Siria, le vittime della repressione sono 60mila. Brahimi: ”livelli di orrore senza precedenti”

Siria. Quest’oggi la città di Douma, che si trova a nord-est di Damasco e che è controllata dai ribelli, è stata colpita da aerei da guerra siriani. Secondo l’Osservatorio siriano per i diritti umani il bilancio è ancora una volta drammatico: «Sette civili, tra i quali sei bambini, sono stati uccisi».
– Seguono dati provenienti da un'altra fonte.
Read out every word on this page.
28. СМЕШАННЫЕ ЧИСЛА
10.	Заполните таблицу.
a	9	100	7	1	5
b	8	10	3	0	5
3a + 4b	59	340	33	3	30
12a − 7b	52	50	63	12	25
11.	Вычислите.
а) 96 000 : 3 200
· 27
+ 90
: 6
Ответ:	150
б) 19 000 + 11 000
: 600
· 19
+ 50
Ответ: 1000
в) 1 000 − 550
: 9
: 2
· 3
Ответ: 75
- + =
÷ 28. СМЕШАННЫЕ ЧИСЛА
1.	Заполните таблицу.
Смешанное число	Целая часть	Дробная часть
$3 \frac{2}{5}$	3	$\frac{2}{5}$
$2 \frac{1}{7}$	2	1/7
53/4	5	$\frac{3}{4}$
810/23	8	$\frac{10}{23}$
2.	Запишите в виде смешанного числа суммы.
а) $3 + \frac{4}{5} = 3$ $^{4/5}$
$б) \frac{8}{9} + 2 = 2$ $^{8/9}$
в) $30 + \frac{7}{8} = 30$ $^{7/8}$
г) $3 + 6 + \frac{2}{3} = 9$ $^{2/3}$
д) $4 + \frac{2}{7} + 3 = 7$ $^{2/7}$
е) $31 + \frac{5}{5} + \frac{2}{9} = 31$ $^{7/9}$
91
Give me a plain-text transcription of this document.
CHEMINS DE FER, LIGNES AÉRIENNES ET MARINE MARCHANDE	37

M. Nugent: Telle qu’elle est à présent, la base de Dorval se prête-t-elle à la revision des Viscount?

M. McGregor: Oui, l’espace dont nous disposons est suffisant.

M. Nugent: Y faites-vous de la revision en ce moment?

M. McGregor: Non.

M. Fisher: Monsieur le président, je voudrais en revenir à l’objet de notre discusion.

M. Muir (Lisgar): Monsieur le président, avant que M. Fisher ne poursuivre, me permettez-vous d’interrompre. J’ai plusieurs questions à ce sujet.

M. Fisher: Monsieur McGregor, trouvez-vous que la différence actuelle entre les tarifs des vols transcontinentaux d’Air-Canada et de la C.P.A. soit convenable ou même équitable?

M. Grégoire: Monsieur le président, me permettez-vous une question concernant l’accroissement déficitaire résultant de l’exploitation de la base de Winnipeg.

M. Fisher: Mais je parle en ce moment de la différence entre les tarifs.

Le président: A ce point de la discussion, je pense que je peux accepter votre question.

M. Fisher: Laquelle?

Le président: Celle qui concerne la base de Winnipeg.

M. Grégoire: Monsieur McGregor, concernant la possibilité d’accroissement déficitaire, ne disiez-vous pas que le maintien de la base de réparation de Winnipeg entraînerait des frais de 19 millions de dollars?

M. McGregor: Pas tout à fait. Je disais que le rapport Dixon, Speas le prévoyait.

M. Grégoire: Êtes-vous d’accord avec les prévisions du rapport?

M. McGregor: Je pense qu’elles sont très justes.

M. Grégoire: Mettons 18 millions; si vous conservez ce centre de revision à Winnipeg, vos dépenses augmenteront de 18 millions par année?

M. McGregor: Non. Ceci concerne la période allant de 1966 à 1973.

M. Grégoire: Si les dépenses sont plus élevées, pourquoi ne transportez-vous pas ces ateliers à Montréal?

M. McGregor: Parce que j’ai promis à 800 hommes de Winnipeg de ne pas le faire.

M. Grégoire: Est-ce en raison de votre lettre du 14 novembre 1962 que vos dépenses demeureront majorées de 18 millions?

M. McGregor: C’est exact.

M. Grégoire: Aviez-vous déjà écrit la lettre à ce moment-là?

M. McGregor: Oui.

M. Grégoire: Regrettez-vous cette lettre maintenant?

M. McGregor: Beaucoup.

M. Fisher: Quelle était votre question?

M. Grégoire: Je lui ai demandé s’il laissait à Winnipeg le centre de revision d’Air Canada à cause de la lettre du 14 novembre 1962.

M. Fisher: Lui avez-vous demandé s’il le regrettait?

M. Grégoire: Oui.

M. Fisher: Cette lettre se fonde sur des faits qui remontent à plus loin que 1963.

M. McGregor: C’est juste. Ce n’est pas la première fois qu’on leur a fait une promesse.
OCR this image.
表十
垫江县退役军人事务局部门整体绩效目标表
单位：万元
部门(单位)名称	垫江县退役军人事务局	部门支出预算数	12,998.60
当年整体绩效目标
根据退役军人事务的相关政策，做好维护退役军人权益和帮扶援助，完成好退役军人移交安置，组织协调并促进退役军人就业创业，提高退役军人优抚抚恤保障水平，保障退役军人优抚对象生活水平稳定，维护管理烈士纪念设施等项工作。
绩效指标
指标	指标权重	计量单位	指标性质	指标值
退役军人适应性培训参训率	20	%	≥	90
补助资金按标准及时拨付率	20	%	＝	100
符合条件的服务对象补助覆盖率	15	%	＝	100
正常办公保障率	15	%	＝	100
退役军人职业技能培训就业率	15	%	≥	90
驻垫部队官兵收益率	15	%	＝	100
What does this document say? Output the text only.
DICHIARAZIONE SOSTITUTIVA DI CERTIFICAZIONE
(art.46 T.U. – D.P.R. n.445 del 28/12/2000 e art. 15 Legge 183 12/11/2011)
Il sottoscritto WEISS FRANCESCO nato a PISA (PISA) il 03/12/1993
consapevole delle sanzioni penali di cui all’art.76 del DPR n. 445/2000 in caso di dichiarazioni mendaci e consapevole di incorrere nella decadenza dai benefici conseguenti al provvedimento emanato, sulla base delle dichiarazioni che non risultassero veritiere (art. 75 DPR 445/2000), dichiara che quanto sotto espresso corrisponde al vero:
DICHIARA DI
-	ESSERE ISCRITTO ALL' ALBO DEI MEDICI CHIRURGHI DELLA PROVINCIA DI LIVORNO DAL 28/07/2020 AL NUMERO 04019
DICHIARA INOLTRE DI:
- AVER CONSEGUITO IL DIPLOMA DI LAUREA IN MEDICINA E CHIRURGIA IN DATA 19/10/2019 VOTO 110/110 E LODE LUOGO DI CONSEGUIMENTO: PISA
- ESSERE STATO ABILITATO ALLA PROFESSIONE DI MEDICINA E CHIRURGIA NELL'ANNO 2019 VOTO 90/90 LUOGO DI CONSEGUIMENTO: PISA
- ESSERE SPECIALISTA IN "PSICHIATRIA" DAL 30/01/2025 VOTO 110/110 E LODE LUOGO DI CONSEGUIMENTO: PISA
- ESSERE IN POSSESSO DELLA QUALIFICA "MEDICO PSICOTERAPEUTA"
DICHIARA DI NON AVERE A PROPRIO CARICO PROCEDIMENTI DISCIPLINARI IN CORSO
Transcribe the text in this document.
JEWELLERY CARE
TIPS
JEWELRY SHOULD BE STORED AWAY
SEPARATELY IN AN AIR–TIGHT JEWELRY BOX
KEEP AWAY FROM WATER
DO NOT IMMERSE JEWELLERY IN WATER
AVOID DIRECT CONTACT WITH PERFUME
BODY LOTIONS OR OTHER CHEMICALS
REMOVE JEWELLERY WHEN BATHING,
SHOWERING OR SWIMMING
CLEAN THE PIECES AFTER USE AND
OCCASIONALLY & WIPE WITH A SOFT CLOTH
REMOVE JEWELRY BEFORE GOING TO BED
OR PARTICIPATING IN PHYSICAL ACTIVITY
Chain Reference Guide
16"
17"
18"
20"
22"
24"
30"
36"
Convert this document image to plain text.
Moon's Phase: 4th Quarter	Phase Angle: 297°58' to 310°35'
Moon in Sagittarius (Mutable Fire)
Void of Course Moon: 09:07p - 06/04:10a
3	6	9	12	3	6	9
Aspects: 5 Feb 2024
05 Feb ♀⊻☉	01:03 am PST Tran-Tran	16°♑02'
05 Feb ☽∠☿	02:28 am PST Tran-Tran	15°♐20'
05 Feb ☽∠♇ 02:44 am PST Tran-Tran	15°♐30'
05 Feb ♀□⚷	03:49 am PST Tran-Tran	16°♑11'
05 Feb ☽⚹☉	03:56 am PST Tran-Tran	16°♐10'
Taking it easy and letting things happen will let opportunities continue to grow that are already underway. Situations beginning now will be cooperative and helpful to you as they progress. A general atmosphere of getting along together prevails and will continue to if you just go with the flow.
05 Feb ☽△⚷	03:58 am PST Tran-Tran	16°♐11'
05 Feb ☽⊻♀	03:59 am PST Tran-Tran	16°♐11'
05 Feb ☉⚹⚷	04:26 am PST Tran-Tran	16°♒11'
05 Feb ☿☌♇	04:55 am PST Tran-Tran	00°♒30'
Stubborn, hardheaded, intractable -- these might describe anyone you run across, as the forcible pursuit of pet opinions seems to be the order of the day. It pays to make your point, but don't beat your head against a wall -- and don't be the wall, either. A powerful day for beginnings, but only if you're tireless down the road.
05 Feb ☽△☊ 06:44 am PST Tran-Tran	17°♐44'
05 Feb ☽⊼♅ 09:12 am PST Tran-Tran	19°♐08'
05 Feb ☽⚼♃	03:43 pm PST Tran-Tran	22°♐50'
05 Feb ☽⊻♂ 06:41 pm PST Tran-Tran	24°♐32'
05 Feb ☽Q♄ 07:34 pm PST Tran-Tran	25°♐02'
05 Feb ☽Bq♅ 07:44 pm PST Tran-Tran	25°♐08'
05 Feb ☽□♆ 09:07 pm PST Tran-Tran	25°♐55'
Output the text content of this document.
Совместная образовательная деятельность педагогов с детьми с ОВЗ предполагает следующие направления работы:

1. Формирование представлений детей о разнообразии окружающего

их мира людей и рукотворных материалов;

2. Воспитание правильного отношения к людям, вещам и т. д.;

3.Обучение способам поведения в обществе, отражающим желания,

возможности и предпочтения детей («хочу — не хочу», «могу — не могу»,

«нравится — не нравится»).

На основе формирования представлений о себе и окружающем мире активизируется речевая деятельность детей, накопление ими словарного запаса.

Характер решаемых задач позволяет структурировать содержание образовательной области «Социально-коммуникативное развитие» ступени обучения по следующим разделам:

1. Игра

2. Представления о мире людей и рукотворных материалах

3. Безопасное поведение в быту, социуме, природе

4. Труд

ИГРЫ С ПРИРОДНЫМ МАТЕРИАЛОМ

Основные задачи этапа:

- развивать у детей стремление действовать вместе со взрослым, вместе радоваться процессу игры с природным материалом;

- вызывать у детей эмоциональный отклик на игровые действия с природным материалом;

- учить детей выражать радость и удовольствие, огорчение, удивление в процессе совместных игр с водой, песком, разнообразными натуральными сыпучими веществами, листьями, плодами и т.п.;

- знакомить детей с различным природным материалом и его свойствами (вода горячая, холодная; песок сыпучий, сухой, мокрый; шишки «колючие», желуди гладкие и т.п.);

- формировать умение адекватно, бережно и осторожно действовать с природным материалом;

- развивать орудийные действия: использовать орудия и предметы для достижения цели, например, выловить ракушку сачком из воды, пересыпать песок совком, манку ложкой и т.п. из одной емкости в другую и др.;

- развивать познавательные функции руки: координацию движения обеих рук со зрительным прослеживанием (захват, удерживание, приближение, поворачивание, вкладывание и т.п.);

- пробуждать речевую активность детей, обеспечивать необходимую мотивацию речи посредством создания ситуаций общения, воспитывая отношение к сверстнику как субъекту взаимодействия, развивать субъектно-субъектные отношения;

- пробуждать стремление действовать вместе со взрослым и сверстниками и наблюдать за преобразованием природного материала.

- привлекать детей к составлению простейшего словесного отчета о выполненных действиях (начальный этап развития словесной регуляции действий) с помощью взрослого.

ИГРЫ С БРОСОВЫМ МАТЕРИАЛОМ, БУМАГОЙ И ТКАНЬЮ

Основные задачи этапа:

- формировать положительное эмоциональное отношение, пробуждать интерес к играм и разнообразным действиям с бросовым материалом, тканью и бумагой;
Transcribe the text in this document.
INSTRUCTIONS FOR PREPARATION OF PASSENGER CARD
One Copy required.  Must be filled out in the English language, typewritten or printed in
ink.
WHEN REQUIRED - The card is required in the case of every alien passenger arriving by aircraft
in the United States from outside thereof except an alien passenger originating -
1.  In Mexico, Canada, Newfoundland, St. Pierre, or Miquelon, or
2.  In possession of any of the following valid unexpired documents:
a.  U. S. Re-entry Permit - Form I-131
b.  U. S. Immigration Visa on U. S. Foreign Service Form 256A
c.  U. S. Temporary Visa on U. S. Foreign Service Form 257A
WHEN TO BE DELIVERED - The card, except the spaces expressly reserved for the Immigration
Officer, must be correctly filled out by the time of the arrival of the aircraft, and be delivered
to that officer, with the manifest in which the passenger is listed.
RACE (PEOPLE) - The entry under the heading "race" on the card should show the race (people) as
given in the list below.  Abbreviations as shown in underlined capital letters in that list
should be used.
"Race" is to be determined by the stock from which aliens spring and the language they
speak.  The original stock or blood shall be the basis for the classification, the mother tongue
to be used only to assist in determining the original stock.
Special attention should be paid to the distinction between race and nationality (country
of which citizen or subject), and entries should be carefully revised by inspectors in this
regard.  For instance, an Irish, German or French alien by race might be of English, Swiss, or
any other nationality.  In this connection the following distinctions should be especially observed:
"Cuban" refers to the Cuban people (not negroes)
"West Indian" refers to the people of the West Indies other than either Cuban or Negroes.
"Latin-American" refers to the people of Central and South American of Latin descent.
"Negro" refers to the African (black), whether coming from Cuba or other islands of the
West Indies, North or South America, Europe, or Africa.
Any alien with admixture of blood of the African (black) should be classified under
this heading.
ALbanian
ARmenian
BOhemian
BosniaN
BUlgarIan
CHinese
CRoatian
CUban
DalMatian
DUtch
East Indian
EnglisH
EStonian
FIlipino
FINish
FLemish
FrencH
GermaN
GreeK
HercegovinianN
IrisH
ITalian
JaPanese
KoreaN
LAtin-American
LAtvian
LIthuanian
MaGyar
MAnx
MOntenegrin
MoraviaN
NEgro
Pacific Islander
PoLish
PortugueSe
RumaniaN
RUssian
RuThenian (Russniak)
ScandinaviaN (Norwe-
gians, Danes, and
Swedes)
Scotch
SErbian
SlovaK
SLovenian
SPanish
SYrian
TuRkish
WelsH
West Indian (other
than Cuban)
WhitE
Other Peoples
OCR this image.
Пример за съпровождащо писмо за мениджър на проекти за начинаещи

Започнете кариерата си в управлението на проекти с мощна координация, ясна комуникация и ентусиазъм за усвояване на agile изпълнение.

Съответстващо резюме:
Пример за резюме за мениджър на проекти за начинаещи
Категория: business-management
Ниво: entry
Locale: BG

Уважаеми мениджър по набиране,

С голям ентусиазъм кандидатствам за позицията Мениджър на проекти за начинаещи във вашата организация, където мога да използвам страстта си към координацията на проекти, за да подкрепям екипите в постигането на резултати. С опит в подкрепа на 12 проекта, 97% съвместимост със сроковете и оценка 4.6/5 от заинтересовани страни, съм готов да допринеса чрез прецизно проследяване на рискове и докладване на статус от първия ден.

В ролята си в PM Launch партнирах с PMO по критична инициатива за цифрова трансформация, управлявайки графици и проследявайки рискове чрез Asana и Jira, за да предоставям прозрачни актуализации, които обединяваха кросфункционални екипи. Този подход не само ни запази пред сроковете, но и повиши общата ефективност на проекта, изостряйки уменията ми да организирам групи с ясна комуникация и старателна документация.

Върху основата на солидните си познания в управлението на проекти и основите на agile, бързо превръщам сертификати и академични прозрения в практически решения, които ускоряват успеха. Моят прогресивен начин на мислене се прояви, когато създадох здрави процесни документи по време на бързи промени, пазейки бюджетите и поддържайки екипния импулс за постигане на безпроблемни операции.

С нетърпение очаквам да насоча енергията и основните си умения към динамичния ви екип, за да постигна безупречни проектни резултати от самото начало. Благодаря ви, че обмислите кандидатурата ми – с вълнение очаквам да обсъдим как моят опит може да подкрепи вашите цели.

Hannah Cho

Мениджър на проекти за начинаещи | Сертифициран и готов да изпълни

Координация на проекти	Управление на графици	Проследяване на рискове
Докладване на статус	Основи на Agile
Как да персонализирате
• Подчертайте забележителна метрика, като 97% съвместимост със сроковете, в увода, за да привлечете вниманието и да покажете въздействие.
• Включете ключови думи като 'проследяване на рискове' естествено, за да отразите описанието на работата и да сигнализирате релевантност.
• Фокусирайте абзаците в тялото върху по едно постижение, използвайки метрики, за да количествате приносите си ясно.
La repressione e la guerriglia fra ribelli e forze lealiste è continua in tutto il Paese. Un’altra città controllata dai ribelli, Talbisseh (nella provincia centrale di Homs), è stata colpita da aerei militari mentre nella provincia di Damasco almeno tredici ribelli sono stati uccisi nel corso di un conflitto. Quest’oggi in tutta la Siria si contano almeno 24 vittime tra i civili; ricordiamo che negli ultimi 22 mesi, ovvero da quando hanno avuto inizio le rivolte contro Assad, l’Osservatorio siriano per i diritti umani, che per redigere i suoi rapporti si basa su una larga rete di medici, attivisti e avvocati, ha stimato che hanno perso la vita almeno 60mila persone.

In merito alle nuove stragi l’inviato del Consiglio di Sicurezza dell’ONU in Siria, Lakhdar Brahimi, ha dichiarato: «In Siria sono stati raggiunti livelli di orrore senza precedenti. Il paese si sta disgregando sotto gli occhi di tutti. Solo la comunità internazionale può fare qualcosa e il Consiglio di sicurezza non può continuare ad aspettare di trovare un accordo tra i paesi membri».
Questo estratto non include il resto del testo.